Perhaps the most work-free transportation of the year, in any medium or platform, is provided by Jeff Milano’s 25-minute Kambang Adzan cassette, a field recording made in Indonesia in 1997 or 1998. Intending to capture a monsoon, Milano also gets the occasional mewl of street-cats locked in the rooftop cages near his recording spot and, more significantly, voices chanting in prayer, floating up through the rain. Following the rise of ASMR sleeping aids and the popularity of phone apps that replicate lapping seashores and whispering downpours, Kambang Adzan might seem like a natural sleep aid. But the swell and chant of the voices is too real, the winds of the monsoon too insistent. Instead, it is just a place in time that, in turn, can now conjure a time far out of place. The chanting abates and the storm rolls back a little bit to dripping echoes, car horns, and occasional distant street conversation.

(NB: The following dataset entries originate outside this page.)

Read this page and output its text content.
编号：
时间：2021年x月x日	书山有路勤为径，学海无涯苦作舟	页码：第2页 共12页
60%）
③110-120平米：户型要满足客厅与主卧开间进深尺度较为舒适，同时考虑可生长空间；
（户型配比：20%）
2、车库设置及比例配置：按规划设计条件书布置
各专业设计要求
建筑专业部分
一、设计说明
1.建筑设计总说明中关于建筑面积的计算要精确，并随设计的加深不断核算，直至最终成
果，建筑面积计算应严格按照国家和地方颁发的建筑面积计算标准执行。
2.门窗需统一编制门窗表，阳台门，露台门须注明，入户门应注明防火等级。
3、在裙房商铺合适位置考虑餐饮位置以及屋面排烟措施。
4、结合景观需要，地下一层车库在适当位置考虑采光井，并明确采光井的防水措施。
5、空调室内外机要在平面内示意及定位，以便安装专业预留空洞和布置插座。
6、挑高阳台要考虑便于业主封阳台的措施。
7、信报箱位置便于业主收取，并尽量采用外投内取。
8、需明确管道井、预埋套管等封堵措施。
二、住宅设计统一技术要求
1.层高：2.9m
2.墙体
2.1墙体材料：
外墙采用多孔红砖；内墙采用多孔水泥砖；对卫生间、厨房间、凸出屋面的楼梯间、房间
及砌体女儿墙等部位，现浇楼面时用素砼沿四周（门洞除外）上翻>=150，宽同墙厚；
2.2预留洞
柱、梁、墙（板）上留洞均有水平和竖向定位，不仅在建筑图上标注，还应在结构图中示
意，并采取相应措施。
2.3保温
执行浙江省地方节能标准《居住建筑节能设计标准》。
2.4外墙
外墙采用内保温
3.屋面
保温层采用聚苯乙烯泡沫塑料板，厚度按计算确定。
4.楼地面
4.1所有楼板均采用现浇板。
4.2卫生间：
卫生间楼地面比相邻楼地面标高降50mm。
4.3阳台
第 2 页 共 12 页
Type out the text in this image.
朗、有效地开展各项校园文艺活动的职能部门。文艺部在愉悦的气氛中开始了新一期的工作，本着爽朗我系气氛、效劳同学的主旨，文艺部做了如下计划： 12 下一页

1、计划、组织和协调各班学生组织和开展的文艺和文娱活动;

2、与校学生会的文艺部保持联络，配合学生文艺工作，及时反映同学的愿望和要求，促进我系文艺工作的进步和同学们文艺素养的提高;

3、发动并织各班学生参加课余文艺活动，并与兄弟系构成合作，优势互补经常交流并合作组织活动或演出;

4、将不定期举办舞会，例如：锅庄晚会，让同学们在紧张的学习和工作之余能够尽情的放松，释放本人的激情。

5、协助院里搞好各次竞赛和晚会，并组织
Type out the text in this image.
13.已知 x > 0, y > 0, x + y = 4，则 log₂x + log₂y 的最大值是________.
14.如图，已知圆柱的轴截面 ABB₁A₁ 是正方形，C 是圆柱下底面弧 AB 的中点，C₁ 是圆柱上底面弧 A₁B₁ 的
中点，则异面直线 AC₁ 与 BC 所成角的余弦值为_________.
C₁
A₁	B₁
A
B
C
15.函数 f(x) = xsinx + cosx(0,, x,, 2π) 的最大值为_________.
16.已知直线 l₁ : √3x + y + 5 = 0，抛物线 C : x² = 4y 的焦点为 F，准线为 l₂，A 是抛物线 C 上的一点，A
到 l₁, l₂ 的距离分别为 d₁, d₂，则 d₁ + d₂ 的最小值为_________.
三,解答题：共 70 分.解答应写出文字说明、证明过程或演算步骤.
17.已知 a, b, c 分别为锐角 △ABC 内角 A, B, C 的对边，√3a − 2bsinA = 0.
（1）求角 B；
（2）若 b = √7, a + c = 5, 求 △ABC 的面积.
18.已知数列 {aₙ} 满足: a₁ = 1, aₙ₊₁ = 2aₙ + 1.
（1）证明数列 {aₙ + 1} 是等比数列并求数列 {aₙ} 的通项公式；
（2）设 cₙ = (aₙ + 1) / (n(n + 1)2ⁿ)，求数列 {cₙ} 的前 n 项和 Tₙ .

A lineage of off-grid private and small-label releases by folk musicians predates the punk and indie explosion by decades, and continues to exist in the form of homespun CDs made in tiny batches, sold at local shows and by mail order. This season that includes the beautifully low-key Silver Fiddle and the Red Banjo, an instrumental album by Brian Godchaux and Sandy Rothman. With a shared connection to the Grateful Dead (Godchaux’s brother was the Dead’s late keyboardist Keith, Rothman was a longtime collaborator with Jerry Garcia), the duo represents a long-developing iteration of Bay Area folk music: old-time dance-band traditions turned inward. In a world with electricity, the mellow conversations of two acoustic musicians will always be timeless and out of place.